McMillon referred to Wal-Mart’s disappointing same-store sales and said, “In retail, you get what you deserve, and we’re kind of getting what we deserve right now. We need to set up our associates so that they have what they need to win.”
Issues he deemed “urgent agenda items” included tightening procedures around markdowns and inventory damages, growing inventory at twice the rate of sales and getting good retail processes and procedures for returns. He also is scrutinizing in-stocks, which have been criticized. “We can’t let the competition beat us on price,” he noted.
Duncan MacNaughton, chief merchandising officer, said the entertainment department has been completely reimagined, with stations for trying products such as Beats. He also said Wal-Mart is entering new categories, such as wearable tech, although he didn’t provide details.
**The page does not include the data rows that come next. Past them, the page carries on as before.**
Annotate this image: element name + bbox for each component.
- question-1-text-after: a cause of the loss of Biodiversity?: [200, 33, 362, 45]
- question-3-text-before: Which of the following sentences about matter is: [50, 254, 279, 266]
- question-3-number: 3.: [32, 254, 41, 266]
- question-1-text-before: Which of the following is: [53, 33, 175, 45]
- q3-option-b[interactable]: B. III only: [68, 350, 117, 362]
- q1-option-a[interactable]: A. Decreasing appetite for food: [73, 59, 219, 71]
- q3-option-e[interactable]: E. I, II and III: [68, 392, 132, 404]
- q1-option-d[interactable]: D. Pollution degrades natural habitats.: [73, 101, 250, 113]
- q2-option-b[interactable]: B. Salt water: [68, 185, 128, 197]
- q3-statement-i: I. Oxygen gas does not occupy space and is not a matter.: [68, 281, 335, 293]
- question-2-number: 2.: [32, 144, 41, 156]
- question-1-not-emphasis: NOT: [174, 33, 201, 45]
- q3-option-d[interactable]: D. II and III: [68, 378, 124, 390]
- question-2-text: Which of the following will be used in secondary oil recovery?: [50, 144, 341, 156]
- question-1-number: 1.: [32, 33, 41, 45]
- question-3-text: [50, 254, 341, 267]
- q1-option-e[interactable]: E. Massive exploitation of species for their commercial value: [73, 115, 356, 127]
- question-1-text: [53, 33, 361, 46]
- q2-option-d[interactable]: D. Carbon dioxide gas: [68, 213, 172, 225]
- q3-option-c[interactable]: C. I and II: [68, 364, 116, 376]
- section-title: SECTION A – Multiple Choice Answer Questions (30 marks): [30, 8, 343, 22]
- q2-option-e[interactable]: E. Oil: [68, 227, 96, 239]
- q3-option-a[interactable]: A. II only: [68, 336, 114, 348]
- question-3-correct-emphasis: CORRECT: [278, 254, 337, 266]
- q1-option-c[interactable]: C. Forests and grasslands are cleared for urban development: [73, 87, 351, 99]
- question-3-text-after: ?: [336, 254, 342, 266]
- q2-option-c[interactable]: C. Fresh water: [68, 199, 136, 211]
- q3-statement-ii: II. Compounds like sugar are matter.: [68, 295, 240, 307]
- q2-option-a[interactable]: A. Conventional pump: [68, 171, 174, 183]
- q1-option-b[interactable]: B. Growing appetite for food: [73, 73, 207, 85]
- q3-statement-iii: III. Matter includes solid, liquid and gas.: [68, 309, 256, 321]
Neil Ashe, president and ceo of global e-commerce, said Wal-Mart has been working on its Web site and will roll out a redesign, “but we don’t have a date yet. We started to design the new site from the tablet,” as consumers increasingly shop from a tablet. New options include a pharmacy feature, which makes refilling prescriptions easier, and a personalization engine, which helps customers find items geared to their exact interests.
Wal-Mart, which touts its brand names, is giving private brands a closer look. McMillon said company-owned brands would give Wal-Mart better margins, which, in turn, would allow it to deliver lower prices. “If done properly, the percentage of space we give to private brands can improve. It can help to build loyalty. Having a few items that are truly special will mean something. That doesn’t mean that we don’t want to drive sales with brands,” he said.
David Cheesewright, president and ceo of Wal-Mart International, was asked whether the disappointing sales in September were a phenomenon around the globe. “I think that’s a trend for everybody,” he said. “Everywhere I travel I see tough economies and stressed consumers, and that hasn’t changed in the course of the year.”
Cheesewright said, “Canada has entered [a] hyper-competitive phase,” referring to the influx of newcomers such as Target, even as that retailer struggles to gain a toehold. “It’s a market in consolidation. A change in a marketplace lets the strong survive and allows you to sharpen your own tool kit.”
Canada, Mexico and the U.K. have been the primary drivers of sales in the international department. In terms of technology overseas, Asda in the U.K. is testing a stand-alone pod that’s basically an ATM for shoppers to buy groceries. “We’re sharing this experiece around the world,” Cheesewright said. “In Shanghai, you can get an order delivered in hours or pick it up from a hub in your apartment complex.”
Closer to home, Wal-Mart is testing a stand-alone pickup location in Bentonville, Ark., and expanded delivery in Denver with Wal-Mart To Go.
Charles Holley, chief financial officer, said total company guidance for sales for fiscal year 2016 is a 2 percent to 4 percent gain, or $10 billion to $20 billion of growth. Operating income is flat or slightly down. Sales for Wal-Mart U.S. are expected to rise 2 percent to 3 percent. Operating income on a reported basis should grow close to the rate of sales, he said.
In terms of store size, Supercenters in the U.S. “peaked out at 220,000 square feet,” McMillon said. “Right-sizing the Supercenter and reimaging what it does are part of the important work we need to accomplish.”
“We’ve been gradually looking at sizes for the past six years,” Cheesewright said. “The store size in the Canadian market has been reduced, and, in the U.S., it has been reduced a significant amount. What do we do with the space we have? There’s plenty of things we don’t sell. We can extend the assortment for customers.”